Un moyen de preuve illicite n’est pas forcément irrecevable en justice : même s’il porte atteinte à la vie personnelle d’un salarié, il peut être produit en justice s’il est indispensable à l’exercice du droit de la preuve et si l’atteinte est strictement proportionnée au but poursuivi.

Lorsque l’employeur dispose d’un autre moyen de preuve, il ne peut produire en justice une preuve illicite, rappelle la Cour de cassation dans un arrêt du 8 mars 2023.

En l’espèce, un audit met en évidence des irrégularités dans une entreprise concernant l’enregistrement et l’encaissement d’espèces effectués par une salariée. L’employeur visionne alors les caméras de vidéosurveillance et les images confirment ses soupçons de vols. Il licencie la salariée pour faute grave.

La salariée conteste en justice son licenciement. En défense, l’employeur produit des enregistrements de la vidéosurveillance qu’il considère comme indispensables à l’exercice du droit à la preuve.

La Cour d’appel accueille la demande de la salariée et juge son licenciement dépourvu de cause réelle et sérieuse au motif que :

  • les enregistrements de la vidéosurveillance sont irrecevables, l’employeur n’ayant pas informé la salariée des finalités du dispositif de vidéosurveillance ;
  • les autres pièces produites par l’employeur ne permettent pas d’établir la faute de la salariée.

La Cour de cassation confirme cette solution et détaille les étapes à suivre en présence d’une preuve illicite :

  1. le juge doit d’abord s’interroger sur la légitimité du contrôle opéré par l’employeur et vérifier s’il existait des raisons concrètes qui justifiaient le recours à la surveillance et l’ampleur de celle-ci ;
  2. il doit ensuite rechercher si l’employeur ne pouvait pas atteindre un résultat identique en utilisant d’autres moyens plus respectueux de la vie personnelle du salarié;
  3. il doit enfin apprécier le caractère proportionné de l’atteinte ainsi portée à la vie personnelle au regard du but poursuivi.
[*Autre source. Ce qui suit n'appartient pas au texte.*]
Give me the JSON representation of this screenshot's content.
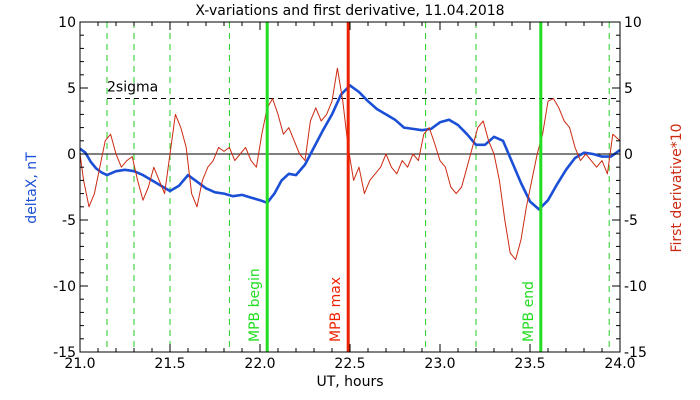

Ici, la production des enregistrements n’était pas indispensable à l’exercice du droit à la preuve de l’employeur, dès lors que celui-ci disposait d’un autre moyen de preuve qu’il n’avait pas versé aux débats (l’audit), et ce même si la réalité de la faute reprochée à la salariée n’était pas établie par les autres pièces produites par l’employeur.